Because 19s are pretty much useless. 20s Are as big as anyone wants to go, and if you want to save some of your comfort level, 18s are where it's at. Not to mention, having to search for tires for 19s sucks.


----------



## H3LLON3ARTH (Dec 16, 2011)

Yup the hunt is still on which means I can buy the tune. Yes boats im buying it finally 

h3llion


----------



## boats4life (May 28, 2011)

LMAO, Good! Took you long enough, lol.


----------



## H3LLON3ARTH (Dec 16, 2011)

Yea I know and on the rims can someone close this thread for me ill hunt and probebly start a new one for a group buy threw discount or tire rack hopefully 

h3llion


----------



## Smurfenstein (Nov 16, 2011)

Ok, just got through your photoshop thread Boats, and there are no Katana wheels, let alone this one in particular.

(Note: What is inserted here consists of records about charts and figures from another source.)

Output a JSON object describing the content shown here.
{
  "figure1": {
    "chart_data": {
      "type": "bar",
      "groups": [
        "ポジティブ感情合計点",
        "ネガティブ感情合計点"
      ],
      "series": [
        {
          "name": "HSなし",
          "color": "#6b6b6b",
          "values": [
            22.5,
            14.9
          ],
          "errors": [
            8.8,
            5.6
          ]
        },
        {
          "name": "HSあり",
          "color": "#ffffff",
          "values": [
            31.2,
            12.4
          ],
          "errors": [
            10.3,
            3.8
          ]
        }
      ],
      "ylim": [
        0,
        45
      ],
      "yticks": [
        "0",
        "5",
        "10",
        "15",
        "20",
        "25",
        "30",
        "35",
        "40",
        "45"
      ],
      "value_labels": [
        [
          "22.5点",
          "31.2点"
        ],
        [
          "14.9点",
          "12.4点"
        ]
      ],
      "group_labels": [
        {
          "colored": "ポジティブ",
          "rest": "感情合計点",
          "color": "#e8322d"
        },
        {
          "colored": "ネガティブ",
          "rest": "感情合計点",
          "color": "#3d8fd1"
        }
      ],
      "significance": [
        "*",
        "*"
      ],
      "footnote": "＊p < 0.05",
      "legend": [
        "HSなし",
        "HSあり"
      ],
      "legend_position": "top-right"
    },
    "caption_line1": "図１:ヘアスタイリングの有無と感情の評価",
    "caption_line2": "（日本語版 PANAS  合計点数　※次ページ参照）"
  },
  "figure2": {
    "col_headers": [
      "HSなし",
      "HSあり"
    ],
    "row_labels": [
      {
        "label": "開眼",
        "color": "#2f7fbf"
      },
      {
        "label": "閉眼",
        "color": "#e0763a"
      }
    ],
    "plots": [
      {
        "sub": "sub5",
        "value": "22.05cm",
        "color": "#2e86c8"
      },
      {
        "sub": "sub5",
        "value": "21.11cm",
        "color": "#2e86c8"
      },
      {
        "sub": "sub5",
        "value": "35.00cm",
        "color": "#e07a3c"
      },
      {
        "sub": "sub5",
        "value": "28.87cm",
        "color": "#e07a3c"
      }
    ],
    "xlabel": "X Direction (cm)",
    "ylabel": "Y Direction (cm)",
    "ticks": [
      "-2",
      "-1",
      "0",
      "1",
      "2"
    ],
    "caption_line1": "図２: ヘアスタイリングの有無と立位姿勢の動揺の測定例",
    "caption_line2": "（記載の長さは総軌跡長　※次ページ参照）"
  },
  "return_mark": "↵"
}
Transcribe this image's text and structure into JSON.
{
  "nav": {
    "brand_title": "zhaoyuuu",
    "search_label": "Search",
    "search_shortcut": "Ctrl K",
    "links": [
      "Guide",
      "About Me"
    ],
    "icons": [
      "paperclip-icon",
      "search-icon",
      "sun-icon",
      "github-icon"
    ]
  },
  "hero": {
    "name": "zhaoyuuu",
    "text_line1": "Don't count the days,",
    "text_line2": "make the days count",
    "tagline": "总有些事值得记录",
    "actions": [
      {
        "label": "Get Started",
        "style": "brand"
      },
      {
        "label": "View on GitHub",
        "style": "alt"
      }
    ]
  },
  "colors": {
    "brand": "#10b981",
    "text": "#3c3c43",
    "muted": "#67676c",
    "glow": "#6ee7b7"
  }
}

Granted that there was a similar request in which someone asked for black rims with a red line on their Red RS Cruze, but they were a different brand of wheels, and the picture wasn't big/clear enough to distinguish what type of spokes it had.


----------



## limited360 (May 6, 2011)

boats4life said:


> Because 19s are pretty much useless. 20s Are as big as anyone wants to go, and if you want to save some of your comfort level, 18s are where it's at. Not to mention, having to search for tires for 19s sucks.


I really enjoyed the 19's on my Lincoln LS... I would roll 19's in a heart beat on my cruze as I think 20's is just to much and 18's isn't enough!!


----------